Plestsy Airport (Плесцы), also Pero (Перо — "feather"), is an airport in Russia located 10 km east of Plesetsk. It is a logistical base for the Plesetsk Cosmodrome launch facility.

In 2004-2005 it was modernized: radio and illumination equipment at the airfield were replaced, the power supply and communications systems were rebuilt, the runway was elongated by 600 m in 2003 and 2004 (now 2600 m long), 2 km of concrete plates were also replaced. The total cost of this work was $18.2 million.

The name comes from nearby Lake Plestsy. The closed town of Mirny is also situated in the area.

The airport is still in operation as a private airport and was never a main airport.

== History ==

In December 1958, the 156th separate mixed air squadron was formed at the Angara proving ground (now the Plesetsk cosmodrome), and in August 1966 it was reorganized into the 17th separate mixed air regiment.

Until the early 1990s, the airfield wore the code name "Feather". In some sources it is mentioned under the name “Plestsy” (after the name of a nearby lake), on the English-speaking maps it is designated as “Plestsy Airport”.

In 2004, the airfield was reconstructed: the light-signal and radio-technical equipment was replaced, strengthened and extended by 600 m runway, which allows the airfield to receive aircraft types Il-76, Tu-154 and lighter, as well as helicopters of all types. The maximum take-off weight of the aircraft is 200 tons.

Previously, An-26, An-30, An-72, An-12 airplanes and Mil Mi-8 helicopters from the structure of the former 17th separate mixed air regiment (military unit 32177) were based here.
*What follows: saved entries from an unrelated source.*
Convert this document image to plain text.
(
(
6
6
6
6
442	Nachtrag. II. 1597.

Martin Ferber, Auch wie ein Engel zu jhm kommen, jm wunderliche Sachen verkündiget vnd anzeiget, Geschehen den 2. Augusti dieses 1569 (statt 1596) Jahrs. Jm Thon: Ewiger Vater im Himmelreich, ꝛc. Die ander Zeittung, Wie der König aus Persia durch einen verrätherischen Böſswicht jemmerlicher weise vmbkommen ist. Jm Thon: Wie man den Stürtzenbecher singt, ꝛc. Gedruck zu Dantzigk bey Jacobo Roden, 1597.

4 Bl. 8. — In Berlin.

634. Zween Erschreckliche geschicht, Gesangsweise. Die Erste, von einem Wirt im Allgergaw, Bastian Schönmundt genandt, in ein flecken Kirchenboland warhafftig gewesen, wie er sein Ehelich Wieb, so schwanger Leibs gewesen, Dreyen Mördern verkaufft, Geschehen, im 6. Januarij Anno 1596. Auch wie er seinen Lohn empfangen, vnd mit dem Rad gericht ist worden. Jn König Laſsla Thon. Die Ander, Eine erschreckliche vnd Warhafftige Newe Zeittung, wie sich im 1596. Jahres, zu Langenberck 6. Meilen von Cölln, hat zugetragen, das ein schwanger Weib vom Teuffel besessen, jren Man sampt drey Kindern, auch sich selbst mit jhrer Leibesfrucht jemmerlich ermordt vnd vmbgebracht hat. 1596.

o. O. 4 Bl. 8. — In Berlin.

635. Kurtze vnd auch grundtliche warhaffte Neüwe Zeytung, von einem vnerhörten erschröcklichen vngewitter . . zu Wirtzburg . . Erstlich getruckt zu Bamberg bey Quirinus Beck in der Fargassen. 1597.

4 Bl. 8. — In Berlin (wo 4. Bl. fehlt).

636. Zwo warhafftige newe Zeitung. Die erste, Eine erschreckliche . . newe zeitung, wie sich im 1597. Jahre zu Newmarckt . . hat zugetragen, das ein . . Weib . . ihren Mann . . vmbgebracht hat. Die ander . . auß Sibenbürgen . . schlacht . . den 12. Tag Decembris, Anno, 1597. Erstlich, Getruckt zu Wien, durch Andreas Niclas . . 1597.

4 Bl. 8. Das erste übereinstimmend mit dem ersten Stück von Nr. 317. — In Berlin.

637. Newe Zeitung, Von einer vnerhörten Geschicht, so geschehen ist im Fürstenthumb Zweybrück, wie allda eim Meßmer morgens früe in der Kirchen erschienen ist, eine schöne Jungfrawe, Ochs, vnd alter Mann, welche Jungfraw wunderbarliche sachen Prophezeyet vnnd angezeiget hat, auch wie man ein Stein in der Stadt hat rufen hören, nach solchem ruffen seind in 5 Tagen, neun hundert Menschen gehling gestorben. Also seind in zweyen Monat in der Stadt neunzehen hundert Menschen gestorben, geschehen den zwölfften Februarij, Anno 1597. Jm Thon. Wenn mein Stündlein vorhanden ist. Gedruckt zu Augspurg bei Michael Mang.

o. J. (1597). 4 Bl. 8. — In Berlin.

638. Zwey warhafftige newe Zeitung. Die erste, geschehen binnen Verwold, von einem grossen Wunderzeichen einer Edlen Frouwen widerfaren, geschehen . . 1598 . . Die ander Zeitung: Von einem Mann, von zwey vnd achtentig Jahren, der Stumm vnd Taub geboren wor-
Then the 17th separate mixed air squadron (military unit 34185) was formed.

In January 2014, the 17th OSAE was liquidated along with one of the country's few technical maintenance units and redeployed to 33 OTSAP (Levashovo (air base)) in Vyborgsky district of St. Petersburg, which does not have such infrastructure. And at the airfield Plesetsk formed the aviation commandant's office, which is also part of 33 OTSAP. In August 2015, the aviation commandant's office of the Plesetsk airfield was reassigned to 7050 base of the Northern Fleet.